Yo he sido una experta en mazazos durante una gran parte de mi vida. Lo admito sin pudor, no porque esté orgullosa de ello, sino porque la última vez que empecé a sentir los porrazos autoimpuestos en mi cabeza, mi amor propio, mi ángel de la guarda, o algún otro ente que aún no he reconocido me hizo parar y replantearme las cosas.
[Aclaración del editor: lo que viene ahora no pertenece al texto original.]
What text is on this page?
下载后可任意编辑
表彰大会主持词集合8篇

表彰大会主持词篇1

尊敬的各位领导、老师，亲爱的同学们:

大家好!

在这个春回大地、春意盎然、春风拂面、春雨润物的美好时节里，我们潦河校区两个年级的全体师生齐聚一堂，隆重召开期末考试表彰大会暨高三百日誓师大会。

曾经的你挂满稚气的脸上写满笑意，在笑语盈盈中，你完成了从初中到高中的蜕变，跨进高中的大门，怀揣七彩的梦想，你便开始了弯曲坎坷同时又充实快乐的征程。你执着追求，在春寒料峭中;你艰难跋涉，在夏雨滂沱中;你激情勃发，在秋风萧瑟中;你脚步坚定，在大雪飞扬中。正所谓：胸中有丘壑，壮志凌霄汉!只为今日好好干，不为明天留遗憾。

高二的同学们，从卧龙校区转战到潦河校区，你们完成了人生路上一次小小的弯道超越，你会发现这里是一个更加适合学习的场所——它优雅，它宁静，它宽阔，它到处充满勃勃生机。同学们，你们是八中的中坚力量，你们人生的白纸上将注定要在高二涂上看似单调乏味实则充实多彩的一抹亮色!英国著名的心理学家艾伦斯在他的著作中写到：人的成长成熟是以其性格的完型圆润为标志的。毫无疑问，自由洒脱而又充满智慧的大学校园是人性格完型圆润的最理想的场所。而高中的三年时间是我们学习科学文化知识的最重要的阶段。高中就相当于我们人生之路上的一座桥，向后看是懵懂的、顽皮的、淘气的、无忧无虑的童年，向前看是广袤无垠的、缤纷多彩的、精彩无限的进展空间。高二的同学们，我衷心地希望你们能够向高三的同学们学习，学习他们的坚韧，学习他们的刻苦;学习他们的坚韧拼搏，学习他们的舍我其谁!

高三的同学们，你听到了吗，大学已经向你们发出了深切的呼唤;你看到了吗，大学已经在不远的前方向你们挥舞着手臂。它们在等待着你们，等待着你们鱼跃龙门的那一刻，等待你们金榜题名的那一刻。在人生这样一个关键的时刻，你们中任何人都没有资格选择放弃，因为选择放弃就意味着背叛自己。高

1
Es totalmente cierto que en lo que se refiere a las relaciones, he aprendido (con perdón) a hostias - para colmo, incluyendo alguna literal - y creo que ha llegado el momento de pensar en el por qué de eso y sobre todo, en remediarlo.

No creo que proceda ponerme a hablar ahora del proceso psicológico que he experimentado en estas últimas semanas, pero creo que sí cabe decir que es todo un descubrimiento darte cuenta (como una niña pequeña que descubre algo obvio por primera vez) que el amor no debe ir de la mano del sufrimiento, que no es romántico perder el sueño y el apetito por el ser amado y que no es cierto que cuanto más sufres, más amas... Ah. Y entonces, de pronto y como por arte de magia, empiezas a ver las cosas claras.

No sé a vosotros, pero a mí me asusta. O mejor dicho, me asusto. Yo misma me asusto. Me asusta pensar que me he pasado casi toda la vida (más o menos desde que el niño que me gustaba se negó a prestarme su sacapuntas en 3º de EGB) equivocándome tan drásticamente en mi planteamiento del amor.

Anoche me dio por pensar que todos estos años habían sido tiempo perdido. Cuántos días, horas, minutos, segundos, perdidos EQUIVOCÁNDOME. Pero esta mañana, con la luz del día y un par de cafés bien cargados, me he dado cuenta de que no. Evidentemente, tenía que darme todos esos mazazos para llegar a esta conclusión. Porque sin el dolor de los mazazos y sin los chichones posteriores, ¿cómo vamos a aprender y a comprender?

Claro que ahora, la clave está en lo que viene después. Porque una cosa es aprender de los mazazos y otra muy distinta, dejar de dárnoslos. Yo estoy en ello, lo juro; porque es cierto que me siento fenomenal cada vez que paro...
Pero tengo la impresión de que, con el tiempo y la energía que me voy a ahorrar al no tener que curarme los chichones, voy a hacer grandes cosas.